Tutt grinned appreciatively.

"However that may be," he ventured, "a man who enters into a marriage contract—"

"Marriage isn't a contract," interrupted Mr. Tutt.

"What is it?"

"It's a status—something entirely different—like slavery."

"It's like slavery all right!" agreed Tutt. "But we always speak of a contract of marriage, don't we?"

"Quite inaccurately. The only contract in a marriage is what we commonly refer to as the engagement; that is a real contract and is governed by the laws of contracts. The marriage itself is an entirely different thing. When a marriage is performed and consummated the parties have changed their condition; they bear an entirely new relationship to society, which, as represented by the state, acquires an interest in the transaction, and all you can say about it is that whereas they were both single before, they are married now, and that in the eyes of the law their status has been altered to one as distinct and clearly defined as that which exists between father and son, guardian and ward or master and slave."

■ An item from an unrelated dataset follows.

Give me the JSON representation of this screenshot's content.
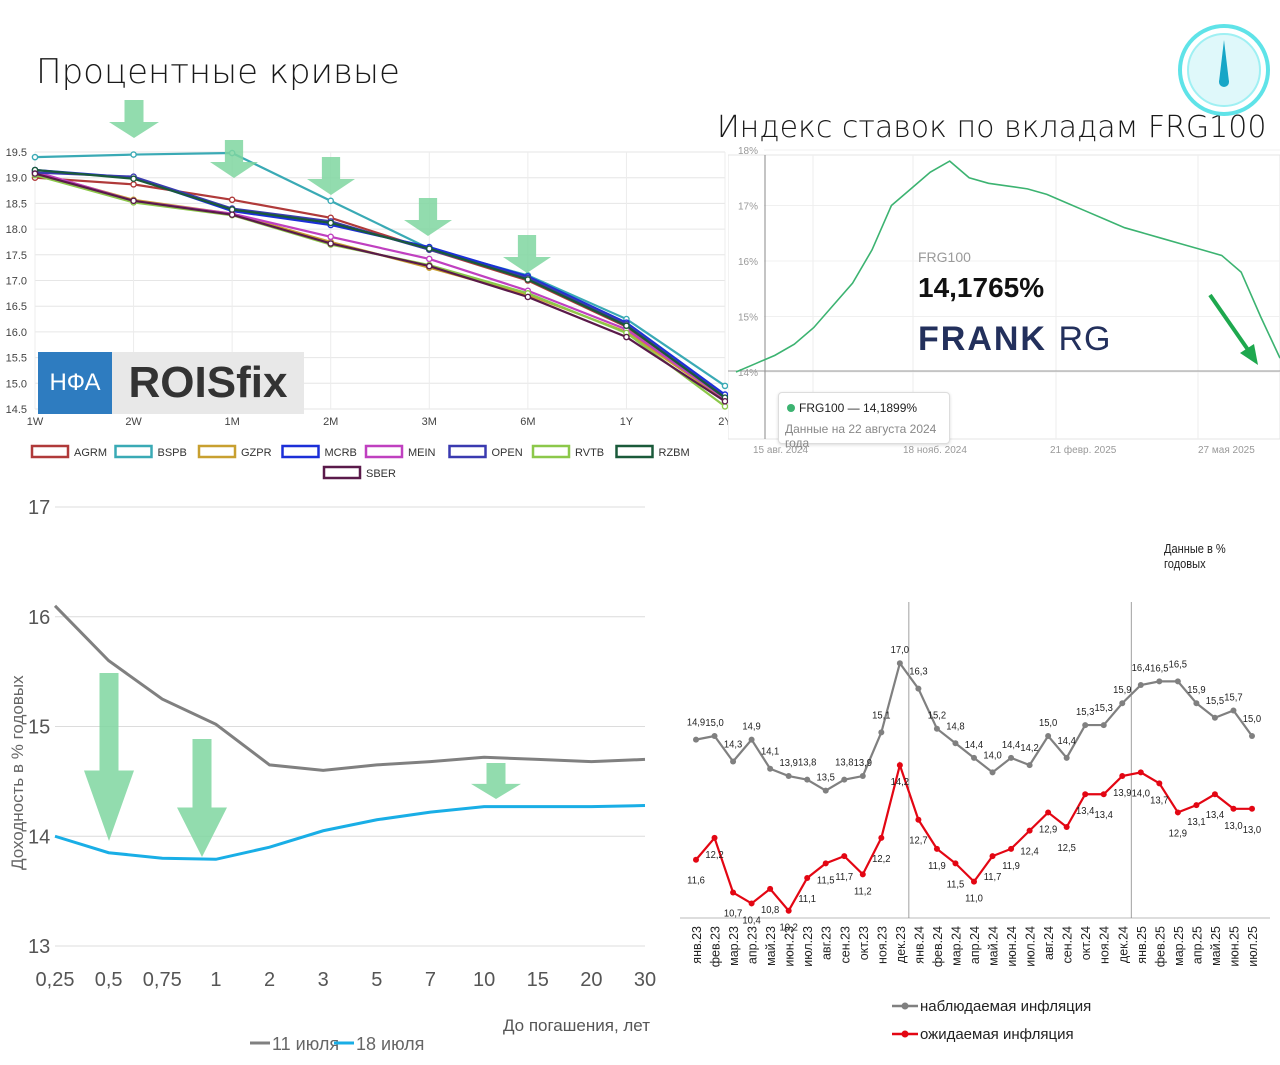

"Hear! Hear!" remarked Tutt. "But I don't see why it isn't a contract—or very much like one," he persisted.

"It is like one in that its validity, like that of civil contracts generally, is determined by the law governing the place where it was entered into," went on Mr. Tutt oracularly, as if addressing the court of appeals. "But it differs from a contract for the reason that the parties are not free to fix its terms, which are determined for them by the state; that they cannot modify or rescind it by mutual consent; that the nature of the marriage status changes with the state and the laws of the state where the parties happen to be domiciled; and that damages cannot be recovered for a breach of marital duty."

"Do you know I never thought of that before," admitted Tutt. "But it's perfectly true."

"It is to the interest of society to have the relationship orderly and permanent," continued his partner. "That is why the state is so alert with regard to divorce proceedings and vigilant to prevent fraud or collusion. You may say that the state is always a party to every matrimonial action—even if it is not actually interpleaded—and that such proceedings are triangular and minus many of the characteristics of the ordinary civil suit."

"I suppose another reason for that is that originally marriage and divorce were entirely in the hands of the church, weren't they?" ruminated Tutt.

"Exactly. From very early days in England the church claimed jurisdiction of all matters pertaining to marriage, on the ground that it was a sacrament."

"Did the ecclesiastical courts take the position that all marriages were made in heaven?"

Mr. Tutt shrugged his shoulders.

"'Once married, always married,' was their doctrine."

"Then how did people who were unhappily married get rid of one another?"

"They didn't—if the courts ruled that they had actually been married—but that left a loophole. When was a marriage not a marriage? Answer: When the parties were closely enough related by blood or marriage, or either of them was mentally incapable, under age, victims of duress, fraud, mistake, previously contracted for, or—already married."

"Ah!" breathed Tutt, thinking of Mr. Higgleby.

"The ecclesiastical law remained without any particular variation until after the American Revolution and the colonies separated from Great Britain, and as there was no union of church and state on this side of the water, and so no church to take control of the subject or ecclesiastical courts to put its doctrines into effect, for a while there was no divorce law at all over here, and then one by one the states took the matter up and began to make such laws about it as each saw fit. Hence the jolly old mess we are in now!"

"Jolly for us," commented Tutt. "It means dollars per year to us. Well," he remarked, stretching his legs and yawning, "divorce is sure an evil."